Hoje é um dia promissor, tremendamente promissor. Aonde quer que eu vá, independente do que veja ou do que entre em contato com meu olho ou meu ouvido, o espaço irradia expansão. Quero pensar. Não, o que estou querendo dizer é que hoje realmente quero pensar. O desejo se anunciou com a palavra “concentração”. 

Vou encontrar minha mãe. Estou voando. Voando! Quero dar a ela um pouco dessa luminância que explode em mim, sifonar para dentro dela minha imensa felicidade por estar viva. Só porque é a pessoa mais velha com a qual tenho intimidade, e neste momento amo todo mundo, inclusive ela. 

“Ah, mãe! Que dia eu tive”, digo.

“Me conte”, ela diz. “Você está com o dinheiro do aluguel deste mês?”

“Mãe, ouça…”, digo.

“Aquela resenha que você escreveu para o Times”, ela diz. “Tem certeza de que vão pagar?”

“Mãe, pare. Deixe eu contar o que andei sentindo”, digo.

“Por que você não vestiu uma roupa mais quente?”, ela pergunta. “Já estamos quase no inverno.”

O espaço interno começa a bruxulear. As paredes cedem para dentro. Fico sem fôlego. Engula devagar, digo para mim mesma, devagar. Para minha mãe, digo: “Você sabe mesmo como dizer a coisa certa no momento certo. É fantástico, esse talento que você tem. Me deixa inteiramente sem fôlego.”

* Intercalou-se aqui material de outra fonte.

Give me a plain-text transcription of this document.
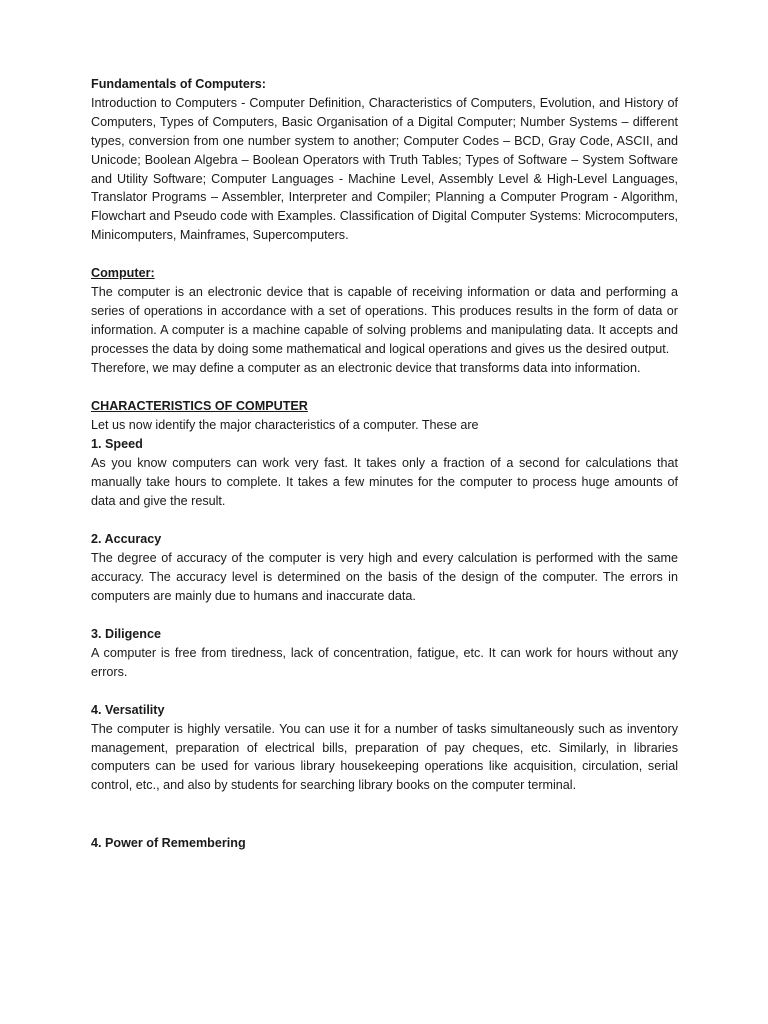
Fundamentals of Computers:

Introduction to Computers - Computer Definition, Characteristics of Computers, Evolution, and History of Computers, Types of Computers, Basic Organisation of a Digital Computer; Number Systems – different types, conversion from one number system to another; Computer Codes – BCD, Gray Code, ASCII, and Unicode; Boolean Algebra – Boolean Operators with Truth Tables; Types of Software – System Software and Utility Software; Computer Languages - Machine Level, Assembly Level & High-Level Languages, Translator Programs – Assembler, Interpreter and Compiler; Planning a Computer Program - Algorithm, Flowchart and Pseudo code with Examples. Classification of Digital Computer Systems: Microcomputers, Minicomputers, Mainframes, Supercomputers.

Computer:

The computer is an electronic device that is capable of receiving information or data and performing a series of operations in accordance with a set of operations. This produces results in the form of data or information. A computer is a machine capable of solving problems and manipulating data. It accepts and processes the data by doing some mathematical and logical operations and gives us the desired output.

Therefore, we may define a computer as an electronic device that transforms data into information.

CHARACTERISTICS OF COMPUTER

Let us now identify the major characteristics of a computer. These are

1. Speed

As you know computers can work very fast. It takes only a fraction of a second for calculations that manually take hours to complete. It takes a few minutes for the computer to process huge amounts of data and give the result.

2. Accuracy

The degree of accuracy of the computer is very high and every calculation is performed with the same accuracy. The accuracy level is determined on the basis of the design of the computer. The errors in computers are mainly due to humans and inaccurate data.

3. Diligence

A computer is free from tiredness, lack of concentration, fatigue, etc. It can work for hours without any errors.

4. Versatility

The computer is highly versatile. You can use it for a number of tasks simultaneously such as inventory management, preparation of electrical bills, preparation of pay cheques, etc. Similarly, in libraries computers can be used for various library housekeeping operations like acquisition, circulation, serial control, etc., and also by students for searching library books on the computer terminal.

4. Power of Remembering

Mas ela não se toca. Não sabe que estou sendo irônica. Tampouco sabe que está me anulando. Minha mãe não sabe que transformo sua ansiedade numa coisa pessoal, que me sinto aniquilada por sua depressão. Como saberia? Ela não sabe nem que estou aqui. Se eu dissesse à minha mãe que para mim é a morte ela não saber que estou aqui, ia me olhar com os olhos toldados de desolação e perplexidade, essa menina de setenta e sete anos, e exclamaria, furiosa: “Você não entende! Você nunca entendeu!”.